Scenario-Based Curriculum Generation for Multi-Agent Autonomous Driving

TL;DR

This work tackles the challenge of generating diverse, realistic, and progressively challenging training scenarios for multi-agent autonomous driving in CARLA. It introduces MATS-Gym, a framework that unifies scenario specification with multi-agent RL training and auto-curriculum generation by leveraging Scenic and Unsupervised Environment Design principles. The approach employs a dual-curriculum design, combining a generator with a replay buffer and a Maximum Monte Carlo regret estimator to adapt scenario difficulty, evaluated via PPO training on bird's-eye view observations. Key findings show that action-space design profoundly influences learning dynamics and safety, and that adaptive curriculum methods can rapidly tailor scenario distributions to agent capabilities, offering practical gains for robust autonomous driving policies.

Abstract

The automated generation of diverse and complex training scenarios has been an important ingredient in many complex learning tasks. Especially in real-world application domains, such as autonomous driving, auto-curriculum generation is considered vital for obtaining robust and general policies. However, crafting traffic scenarios with multiple, heterogeneous agents is typically considered as a tedious and time-consuming task, especially in more complex simulation environments. In our work, we introduce MATS-Gym, a Multi-Agent Traffic Scenario framework to train agents in CARLA, a high-fidelity driving simulator. MATS-Gym is a multi-agent training framework for autonomous driving that uses partial scenario specifications to generate traffic scenarios with variable numbers of agents. This paper unifies various existing approaches to traffic scenario description into a single training framework and demonstrates how it can be integrated with techniques from unsupervised environment design to automate the generation of adaptive auto-curricula. The code is available at https://github.com/AutonomousDrivingExaminer/mats-gym.
Paper Structure (11 sections, 6 equations, 5 figures, 1 table, 1 algorithm)

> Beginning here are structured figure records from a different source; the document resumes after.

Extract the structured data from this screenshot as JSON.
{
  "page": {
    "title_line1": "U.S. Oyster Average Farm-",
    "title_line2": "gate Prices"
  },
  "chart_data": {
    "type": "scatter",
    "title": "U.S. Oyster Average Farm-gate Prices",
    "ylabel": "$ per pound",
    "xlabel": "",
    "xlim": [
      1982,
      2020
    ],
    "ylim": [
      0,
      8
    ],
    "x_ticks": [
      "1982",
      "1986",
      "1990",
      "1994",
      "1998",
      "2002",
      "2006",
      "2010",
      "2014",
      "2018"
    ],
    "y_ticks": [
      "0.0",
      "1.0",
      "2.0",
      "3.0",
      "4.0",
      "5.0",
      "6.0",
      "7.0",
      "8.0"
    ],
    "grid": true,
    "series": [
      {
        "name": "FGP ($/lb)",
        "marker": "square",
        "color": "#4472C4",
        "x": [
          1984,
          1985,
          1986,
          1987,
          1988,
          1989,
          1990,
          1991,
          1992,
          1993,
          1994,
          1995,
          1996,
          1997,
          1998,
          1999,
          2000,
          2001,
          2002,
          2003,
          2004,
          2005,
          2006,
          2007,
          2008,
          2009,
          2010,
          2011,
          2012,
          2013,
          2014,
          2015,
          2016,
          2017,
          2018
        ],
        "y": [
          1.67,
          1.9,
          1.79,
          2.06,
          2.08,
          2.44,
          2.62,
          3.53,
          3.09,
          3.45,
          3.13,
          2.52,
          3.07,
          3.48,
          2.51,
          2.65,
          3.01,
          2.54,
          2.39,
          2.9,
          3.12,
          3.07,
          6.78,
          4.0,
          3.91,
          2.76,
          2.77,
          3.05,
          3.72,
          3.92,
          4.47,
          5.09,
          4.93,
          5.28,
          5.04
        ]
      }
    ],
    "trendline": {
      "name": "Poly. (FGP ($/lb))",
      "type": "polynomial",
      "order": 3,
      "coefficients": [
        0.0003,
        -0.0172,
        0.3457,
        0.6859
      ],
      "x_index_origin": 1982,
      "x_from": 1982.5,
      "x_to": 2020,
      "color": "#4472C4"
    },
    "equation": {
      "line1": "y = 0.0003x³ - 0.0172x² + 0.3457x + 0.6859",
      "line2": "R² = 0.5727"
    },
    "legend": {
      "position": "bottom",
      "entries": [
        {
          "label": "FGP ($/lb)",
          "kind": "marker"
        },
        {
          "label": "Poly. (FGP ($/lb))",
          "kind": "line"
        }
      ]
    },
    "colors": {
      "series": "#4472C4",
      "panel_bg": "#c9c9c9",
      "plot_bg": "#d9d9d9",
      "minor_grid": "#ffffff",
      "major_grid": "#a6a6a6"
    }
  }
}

This paper contains 11 sections, 6 equations, 5 figures, 1 table, 1 algorithm.

Figures (5)

  • Figure 1: This multi-agent scenario illustrates an intersection where five vehicles navigate according to assigned routes, with three pedestrians observed on the sidewalk adjacent to the ego vehicle. A visual representation of the simulation is depicted in the center, while the scenario description from which the simulation parameters are sampled is described on the right. On the left, we depict other scenarios sampled from the same Scenic description.
  • Figure 2: Learning curves for I-PPO under different action definitions and the impact on episodic return, collisions and route completion. Performance reports mean and standard deviation over 5 consecutive policy updates of the same run.
  • Figure 3: Learning curves of average episodic return, route completion during training and evaluation over 3 seeds with one standard deviation. We also report the average regret of the level buffers of PLR and our DCD approach over timesteps.
  • Figure 4: Evolution of the parameter distribution during the training with DCD (top) and domain randomization (bottom). The plot shows the fractions of route types, mean number of NPCs, the fraction of agents that do not keep safety distances and ignore traffic lights and the mean target speed. For each parameter, we report mean and standard deviation over the batch of training data and indicate the direction of major difficulty ($\uparrow$). We observe that DCD steers the parameter distribution towards configurations that are supposedly easier to solve: straight crossings, fewer and safer NPCs, etc. This leads us to the conclusion that DCD adapts the training distribution faster to the performance level of the agent.
  • Figure 5: For each pair of maneuver type and number of NPCs, we average the regrets of all scenarios with the same parameters in the buffer at four checkpoints throughout the training. We observe that the environment generation policy of DCD leads to more narrowly concentrated regret on fewer configurations, suggesting faster adaption of the scenario sampling.